La jeune femme renifla doucement et voulut tendre le bras pour attraper un paquet de mouchoir, quelque part dans les sacs qui étaient entassés sur le siège passager. Sur sa droite, une lueur attira son attention, avant de disparaître rapidement. Elle se raidit : personne, à cette heure, ne se promènerait dans le noir complet au milieu du bush. Entre les serpents, les fauves et le terrain accidenté, c'était le meilleur moyen de trouver la mort. Même en prenant toutes les précautions du monde... Eva fronça les sourcils et serra le volant entre ses mains, prête à accélérer au moindre signal de danger. Ses deux enfants représentaient toute sa vie. Elle ne savait pas encore jusqu'où elle était prête à aller, pour eux, mais le courage et la férocité qui l'habitaient lorsqu'elle avait le moindre doute sur leur sécurité dépassaient de loin ceux d'une panthère.

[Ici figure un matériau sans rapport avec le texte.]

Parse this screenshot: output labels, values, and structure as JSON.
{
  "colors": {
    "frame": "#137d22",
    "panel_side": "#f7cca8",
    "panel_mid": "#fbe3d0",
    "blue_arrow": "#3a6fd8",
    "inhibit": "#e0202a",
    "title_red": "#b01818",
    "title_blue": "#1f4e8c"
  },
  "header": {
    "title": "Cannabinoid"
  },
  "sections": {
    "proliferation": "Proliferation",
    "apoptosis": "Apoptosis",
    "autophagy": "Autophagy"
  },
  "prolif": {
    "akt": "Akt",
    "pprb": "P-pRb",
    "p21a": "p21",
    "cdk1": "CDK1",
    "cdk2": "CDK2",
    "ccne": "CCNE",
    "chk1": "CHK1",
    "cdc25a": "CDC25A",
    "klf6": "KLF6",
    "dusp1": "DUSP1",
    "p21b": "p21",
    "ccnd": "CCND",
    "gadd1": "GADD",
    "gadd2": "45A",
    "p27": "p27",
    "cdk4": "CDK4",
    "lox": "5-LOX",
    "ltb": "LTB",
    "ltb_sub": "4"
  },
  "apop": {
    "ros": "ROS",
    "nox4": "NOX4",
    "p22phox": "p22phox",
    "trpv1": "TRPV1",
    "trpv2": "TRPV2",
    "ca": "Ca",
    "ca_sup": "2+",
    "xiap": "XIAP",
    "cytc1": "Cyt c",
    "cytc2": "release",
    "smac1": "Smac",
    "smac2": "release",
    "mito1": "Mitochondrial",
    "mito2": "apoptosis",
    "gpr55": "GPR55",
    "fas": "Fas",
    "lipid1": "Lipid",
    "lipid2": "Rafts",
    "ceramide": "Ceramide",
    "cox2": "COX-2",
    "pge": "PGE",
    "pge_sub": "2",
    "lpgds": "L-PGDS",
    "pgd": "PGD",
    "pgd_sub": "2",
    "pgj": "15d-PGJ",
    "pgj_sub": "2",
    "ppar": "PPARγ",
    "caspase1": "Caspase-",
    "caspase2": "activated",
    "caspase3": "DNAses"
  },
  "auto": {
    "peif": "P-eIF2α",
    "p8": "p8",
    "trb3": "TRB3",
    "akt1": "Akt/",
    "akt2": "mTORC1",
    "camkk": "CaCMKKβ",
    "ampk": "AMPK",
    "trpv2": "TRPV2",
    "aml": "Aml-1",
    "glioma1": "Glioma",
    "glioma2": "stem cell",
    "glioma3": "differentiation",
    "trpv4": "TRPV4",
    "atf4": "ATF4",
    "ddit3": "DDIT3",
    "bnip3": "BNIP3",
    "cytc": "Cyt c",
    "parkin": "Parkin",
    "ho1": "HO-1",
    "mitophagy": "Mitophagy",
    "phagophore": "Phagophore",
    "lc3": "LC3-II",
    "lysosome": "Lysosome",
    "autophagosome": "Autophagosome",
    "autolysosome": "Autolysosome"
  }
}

La lumière n'avait rien de la lueur d'un feu de camp. La personne qui se déplaçait, quelques dizaines de mètres en avant, avait délibérément masqué sa position. Et ça n'était jamais un bon signe, dans cette zone. Braconniers, contrebandiers, voire groupes rebelles... Eva savait qu'elle devait rester sur ses gardes.

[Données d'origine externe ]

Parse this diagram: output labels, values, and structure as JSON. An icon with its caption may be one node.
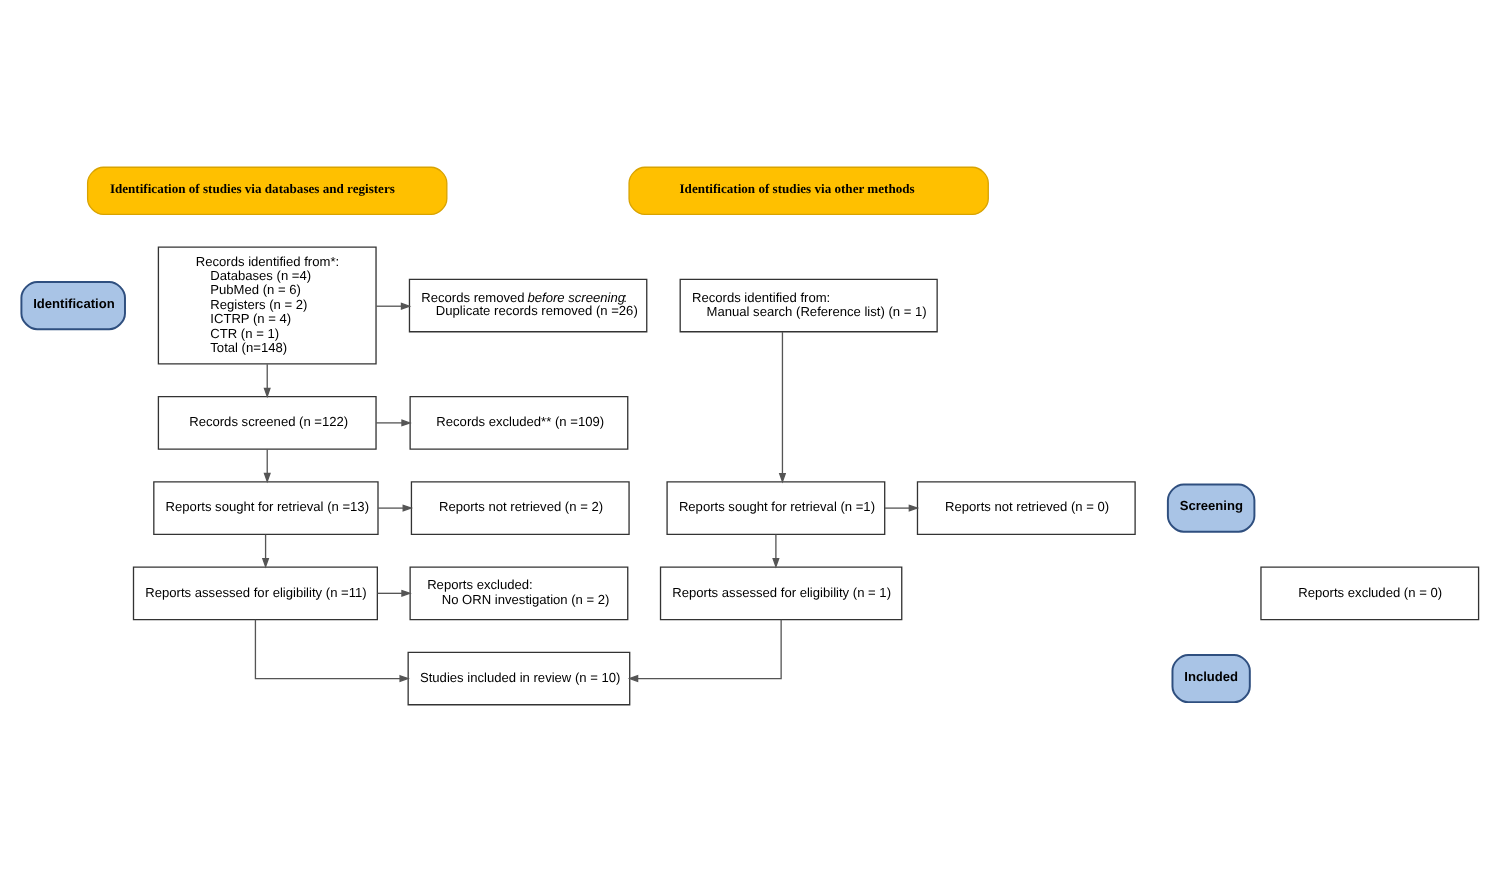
{
  "diagram": {
    "nodes": [
      {
        "text": [
          "Identification of studies via databases and registers"
        ]
      },
      {
        "text": [
          "Identification of studies via other methods"
        ]
      },
      {
        "text": [
          "Identification"
        ]
      },
      {
        "text": [
          "Screening"
        ]
      },
      {
        "text": [
          "Included"
        ]
      },
      {
        "text": [
          "Records identified from*:",
          "Databases (n =4)",
          "PubMed (n = 6)",
          "Registers (n = 2)",
          "ICTRP (n = 4)",
          "CTR (n = 1)",
          "Total (n=148)"
        ]
      },
      {
        "text": [
          "Records removed *before screening*:",
          "Duplicate records removed (n =26)"
        ]
      },
      {
        "text": [
          "Records screened (n =122)"
        ]
      },
      {
        "text": [
          "Records excluded** (n =109)"
        ]
      },
      {
        "text": [
          "Reports sought for retrieval (n =13)"
        ]
      },
      {
        "text": [
          "Reports not retrieved (n = 2)"
        ]
      },
      {
        "text": [
          "Reports assessed for eligibility (n =11)"
        ]
      },
      {
        "text": [
          "Reports excluded:",
          "No ORN investigation (n = 2)"
        ]
      },
      {
        "text": [
          "Studies included in review (n = 10)"
        ]
      },
      {
        "text": [
          "Records identified from:",
          "Manual search (Reference list) (n = 1)"
        ]
      },
      {
        "text": [
          "Reports sought for retrieval (n =1)"
        ]
      },
      {
        "text": [
          "Reports not retrieved (n = 0)"
        ]
      },
      {
        "text": [
          "Reports assessed for eligibility (n = 1)"
        ]
      },
      {
        "text": [
          "Reports excluded (n = 0)"
        ]
      }
    ],
    "edges": [
      {
        "from": 5,
        "to": 6,
        "arrow": "to"
      },
      {
        "from": 5,
        "to": 7,
        "arrow": "to"
      },
      {
        "from": 7,
        "to": 8,
        "arrow": "to"
      },
      {
        "from": 7,
        "to": 9,
        "arrow": "to"
      },
      {
        "from": 9,
        "to": 10,
        "arrow": "to"
      },
      {
        "from": 9,
        "to": 11,
        "arrow": "to"
      },
      {
        "from": 11,
        "to": 12,
        "arrow": "to"
      },
      {
        "from": 11,
        "to": 13,
        "arrow": "to"
      },
      {
        "from": 14,
        "to": 15,
        "arrow": "to"
      },
      {
        "from": 15,
        "to": 16,
        "arrow": "to"
      },
      {
        "from": 15,
        "to": 17,
        "arrow": "to"
      },
      {
        "from": 17,
        "to": 13,
        "arrow": "to"
      }
    ]
  }
}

C'était la nouvelle lune : il faisait complètement noir. Eva observa la route, devant elle, elle nota qu'elle devrait serrer sur la gauche pour éviter de se coincer dans une ornière et éteignit brusquement ses feux.
— Si tu veux jouer, on va jouer... marmonna-t-elle en se préparant à accélérer et en suppliant mentalement l'esprit de son aïeule de lui éviter de partir en hors-piste.

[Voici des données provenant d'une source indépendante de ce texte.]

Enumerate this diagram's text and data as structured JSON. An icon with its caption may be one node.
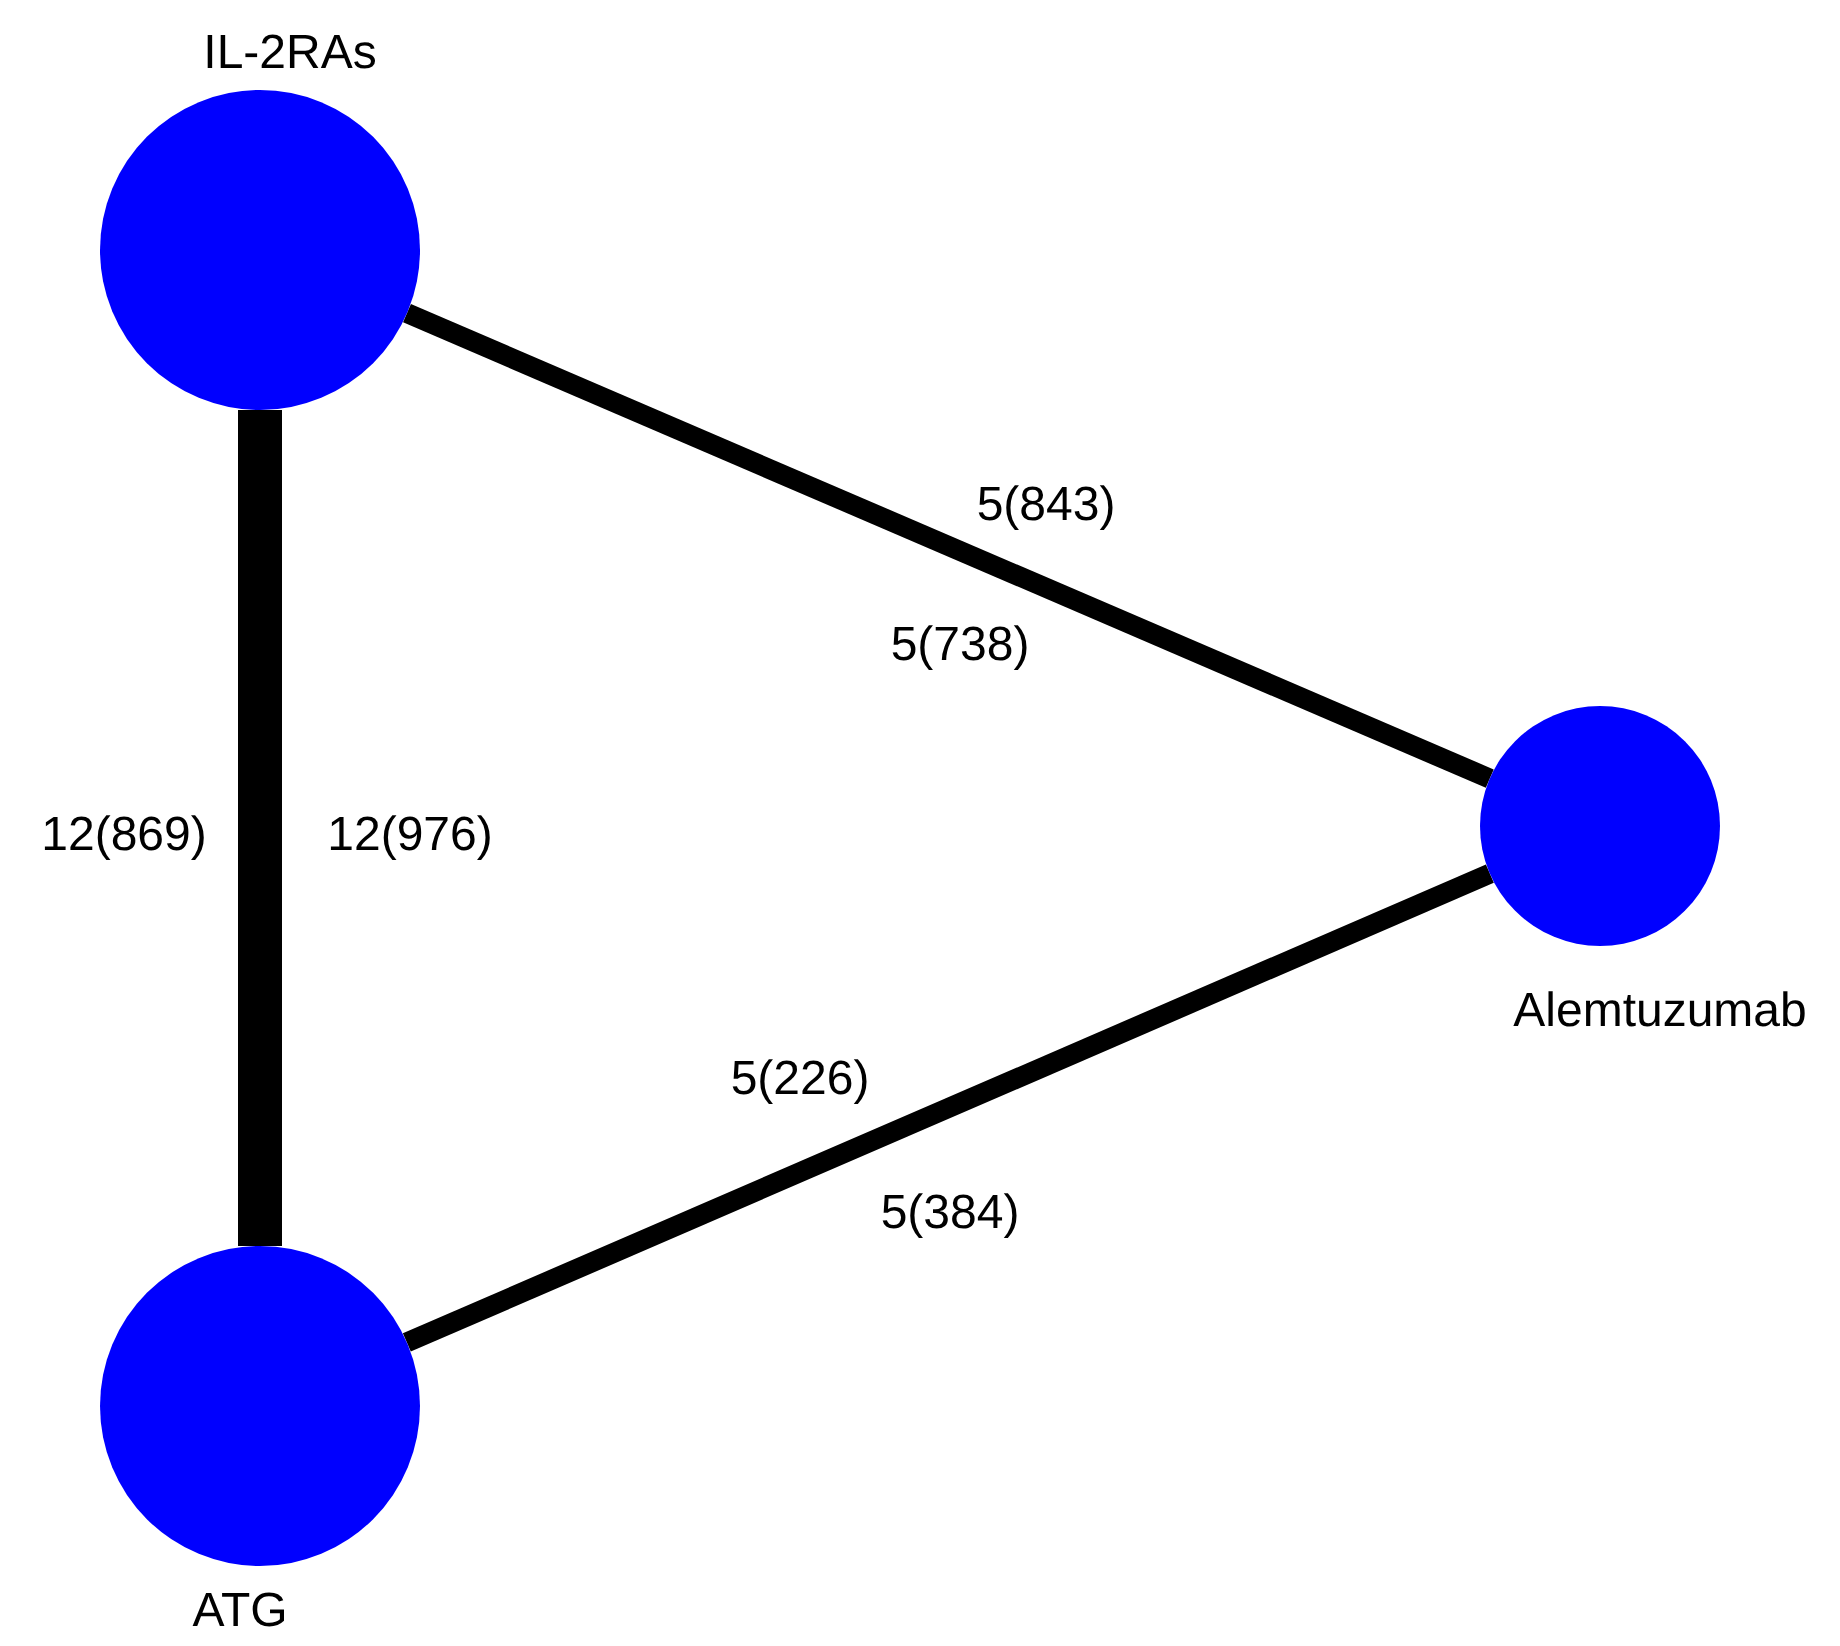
{
  "diagram": {
    "nodes": [
      {
        "text": [
          "IL-2RAs"
        ]
      },
      {
        "text": [
          "ATG"
        ]
      },
      {
        "text": [
          "Alemtuzumab"
        ]
      }
    ],
    "edges": [
      {
        "from": 0,
        "to": 2,
        "arrow": "none",
        "label": "5(843)"
      },
      {
        "from": 0,
        "to": 1,
        "arrow": "none",
        "label": "12(869)",
        "style": "thick"
      },
      {
        "from": 1,
        "to": 2,
        "arrow": "none",
        "label": "5(226)"
      }
    ],
    "labels": [
      "5(738)",
      "12(976)",
      "5(384)"
    ]
  }
}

Le pied sur l'accélérateur, elle vérifia une dernière fois que ses enfants ne s'étaient pas réveillés. Elle avança pendant quelques minutes, lentement, mais ne vit pas de lumière. Elle s'était peut-être trompée. C'était peut-être le reflet de ses propres phares dans un plan d'eau, après tout... Tout en se souvenant que « C'est avec des 'peut-être' que tu trouves la mort », elle haussa les épaules et décida de rallumer ses feux. Dans le grand faisceau qui inonda la piste jaune, une grande silhouette se dressa. C'était un homme blanc, vêtu de treillis. Il avait une arme de poing. Eva sentit son sang se glacer et, sans hésiter une seconde, mit le pied au plancher. Pas encore.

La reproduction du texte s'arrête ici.